JURANVILLE, 2010, ICFH

CAPITALISME, Concurrence, Valeur, Travail

Le risque n'est pas tant la concurrence (certes encadrée par le droit du travail et le droit du commerce), fixant la valeur d'échange à partir du moindre coût de revient, que la tentation de se détourner de la concurrence pour se replier sur l'illusoire valeur d'usage. Négation de la finitude radicale et refus de l'assumer socialement de manière acceptable. Ce qui est à craindre, c'est que le "plus-de-jouir communautaire" (produisant des victimes sacrificielles) engendré par le communisme (refusant la concurrence) autant que par le capitalisme dérégulé (refusant le droit) prenne le pas sur la volonté de concurrence valorisant le travail et l'individu à travers le travail.

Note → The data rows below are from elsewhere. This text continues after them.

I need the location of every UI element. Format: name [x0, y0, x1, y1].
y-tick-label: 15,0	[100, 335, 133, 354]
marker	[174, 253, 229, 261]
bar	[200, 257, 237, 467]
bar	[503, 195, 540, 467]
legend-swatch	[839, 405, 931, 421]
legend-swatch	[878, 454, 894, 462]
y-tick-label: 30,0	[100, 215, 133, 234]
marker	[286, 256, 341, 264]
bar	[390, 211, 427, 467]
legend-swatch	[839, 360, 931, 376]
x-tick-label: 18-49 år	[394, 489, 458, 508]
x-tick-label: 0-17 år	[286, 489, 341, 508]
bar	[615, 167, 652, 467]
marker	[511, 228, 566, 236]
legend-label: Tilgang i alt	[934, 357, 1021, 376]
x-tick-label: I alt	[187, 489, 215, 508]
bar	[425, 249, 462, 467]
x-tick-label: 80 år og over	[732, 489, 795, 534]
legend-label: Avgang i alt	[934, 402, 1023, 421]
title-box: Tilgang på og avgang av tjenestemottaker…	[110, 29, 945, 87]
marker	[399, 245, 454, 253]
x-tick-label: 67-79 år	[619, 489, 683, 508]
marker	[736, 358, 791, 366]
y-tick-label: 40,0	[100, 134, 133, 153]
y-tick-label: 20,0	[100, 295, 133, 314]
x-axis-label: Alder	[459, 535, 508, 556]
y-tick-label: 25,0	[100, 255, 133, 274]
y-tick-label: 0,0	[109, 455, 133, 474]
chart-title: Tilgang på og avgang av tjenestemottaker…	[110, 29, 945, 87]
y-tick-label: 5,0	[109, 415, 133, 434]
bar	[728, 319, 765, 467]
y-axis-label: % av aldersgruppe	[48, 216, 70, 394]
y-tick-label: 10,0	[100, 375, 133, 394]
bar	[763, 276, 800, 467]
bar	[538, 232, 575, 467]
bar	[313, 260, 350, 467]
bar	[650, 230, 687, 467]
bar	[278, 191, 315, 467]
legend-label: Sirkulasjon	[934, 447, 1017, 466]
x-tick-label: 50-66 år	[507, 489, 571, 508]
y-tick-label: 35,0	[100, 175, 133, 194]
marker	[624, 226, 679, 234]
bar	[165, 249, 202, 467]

"Le droit au travail ne peut rester lui-même que si, lui qui limite le capitalisme, il ouvre à la concurrence la plus libre. Il y a concurrence là où il s'agit de s'affronter à la pulsion de mort non reconnue comme telle et de la capitaliser peu à peu (au lieu de se disperser dans la jouissance et la consommation), jusqu'à produire la marchandise. Entrer dans la concurrence, c'est ne pas en rester à la jouissance immédiate, c'est ne pas rester hors concours, hors jeu, c'est concourir, entrer dans le jeu social où l'on perd toujours (en jouissance immédiate) et où l'on gagne toujours (en honneur, en dignité, en valeur)... D'un côté on veut un capitalisme sans limitation par le droit. De l'autre, on veut, par la révolution communiste, abolir le capitalisme. Dans les deux cas, régression vers le paganisme brut et sa communauté qui broie l'individu : on ne veut pas voir ce qui fait la vérité du capitalisme, d'être la forme acceptable de la finitude radicale telle qu'elle se manifeste socialement, d'être ce qu'il y a d'inéliminable et en même temps d'assumable dans le paganisme."